Abraham coughs, too suddenly to catch it. Mustard-coloured sputum spatters against the mirror, along with a pink mist of blood. He grimaces, glancing at Cooper. Thankfully, the DS hasn’t noticed.

The car slows. Abraham tips forward in his seat. He wipes the mirror with his sleeve, flips up the visor and sees a white sign ahead: HEADLANDS JUNIOR SCHOOL. Beyond it, a low-rise modern building stands beside a sports field. Cooper swings the car through the front gates.





2


At a service window inside the reception area, Abraham shows his warrant card. A receptionist buzzes him through.

The school’s head, Marjorie Knox, greets him on the other side. She’s immaculately coiffured and dangerously obese, in a floral-print dress so bright it hurts his eyes. Her make-up-caked face shines with perspiration. Her hand, when Abraham shakes it, is flaccid and wet.

Knox leads him along a carpeted corridor. She spends far longer talking about the school’s security measures than the missing boy. Abraham spends far longer looking at the children’s artworks than listening. On the walls he sees crayoned depictions of Noah’s Ark, Jonah, Moses parting the Red Sea.

The art pleases him. Marjorie Knox does not.

‘Is Headlands a faith school?’ he asks.

‘A Church of England primary. We’re affiliated to St Peter’s.’ Knox’s bosom heaves, as if the short walk has tired her. ‘As I was saying, we take our safeguarding responsibilities very seriously. But we had no reason to believe anything was amiss. Mr and Mrs Locke aren’t separated. There’s no history of abuse of which we’re aware. I’d go so far as to say that the school has acted in full—’
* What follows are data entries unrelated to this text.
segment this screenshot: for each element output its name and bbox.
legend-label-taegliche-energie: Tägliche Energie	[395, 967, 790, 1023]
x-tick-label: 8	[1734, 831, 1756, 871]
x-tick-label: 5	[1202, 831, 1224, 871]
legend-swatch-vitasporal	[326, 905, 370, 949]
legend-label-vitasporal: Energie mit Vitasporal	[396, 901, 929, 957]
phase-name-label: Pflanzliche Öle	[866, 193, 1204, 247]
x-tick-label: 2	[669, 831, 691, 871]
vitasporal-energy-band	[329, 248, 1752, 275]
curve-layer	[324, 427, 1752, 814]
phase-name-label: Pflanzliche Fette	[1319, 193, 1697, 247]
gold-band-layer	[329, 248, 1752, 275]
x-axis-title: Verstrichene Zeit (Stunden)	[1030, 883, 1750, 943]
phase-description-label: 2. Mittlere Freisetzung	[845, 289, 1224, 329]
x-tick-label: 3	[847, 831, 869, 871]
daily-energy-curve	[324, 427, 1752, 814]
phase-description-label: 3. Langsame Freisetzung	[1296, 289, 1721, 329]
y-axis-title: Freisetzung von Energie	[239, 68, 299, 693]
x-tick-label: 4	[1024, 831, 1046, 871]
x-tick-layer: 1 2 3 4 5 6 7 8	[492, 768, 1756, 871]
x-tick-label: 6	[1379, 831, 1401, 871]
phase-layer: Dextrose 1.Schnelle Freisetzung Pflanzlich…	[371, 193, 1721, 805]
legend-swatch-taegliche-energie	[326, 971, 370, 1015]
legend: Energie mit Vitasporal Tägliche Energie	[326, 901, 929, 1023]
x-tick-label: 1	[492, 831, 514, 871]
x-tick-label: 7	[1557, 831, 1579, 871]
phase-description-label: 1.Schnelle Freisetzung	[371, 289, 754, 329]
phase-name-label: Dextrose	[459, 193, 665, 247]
‘“For by your words you will be acquitted,’” Abraham says. ‘“And by your words you will be condemned.”’

Marjorie Knox’s eyes bulge a little at that.

‘Matthew twelve, verse thirty-seven,’ he adds.

Her head retreats into her neck, creating a necklace of double chins. ‘Indeed.’

‘Do you have CCTV here? In the car park or inside the school? I didn’t notice any cameras in reception.’

‘We’ve never had any reason to believe it necessary. We have very stringent security arrangements. As I said, our safeguarding—’

‘Is exemplary, yes. And you’re one hundred per cent certain Fin Locke’s father collected him?’

‘Of course.’

‘I don’t need to point out there’s going to be a lot of attention on this school.’

‘I realize that. Which is why—’

‘Which is why I want to make sure you’re personally certain – and I mean stake-your-career-on-it certain – that it was the father who collected the boy and not some imposter.’

Knox blinks. Her chins bob as her throat contracts. ‘I didn’t personally sign Fin out. Our receptionist oversaw that, along with his teacher.’

‘And your receptionist knows Mr Locke personally?’

‘Well, I don’t—’

‘Does Fin’s teacher know Mr Locke personally?’

‘I’m quite—’

‘I presume they’re both still here?’

Knox gasps for air. ‘My first priority, when I learned of this whole rigmarole, was to ensure everyone remained on-site. If you wish, I can introduce you to the relevant parties right now.’

Rigmarole, Abraham thinks. Fuss and bother. A complicated and unnecessary inconvenience.

Knox’s breath is musky and sweet, and yet under it he detects the whiff of something rotten. Suddenly, he has a very real sense of Satan’s presence stalking the halls of this school. Disturbing and inexplicable – how his faith in God can be crumbling while his fear of the devil remains strong. That pain is back, worse than before. Claws inside his chest. He makes two fists, straightens.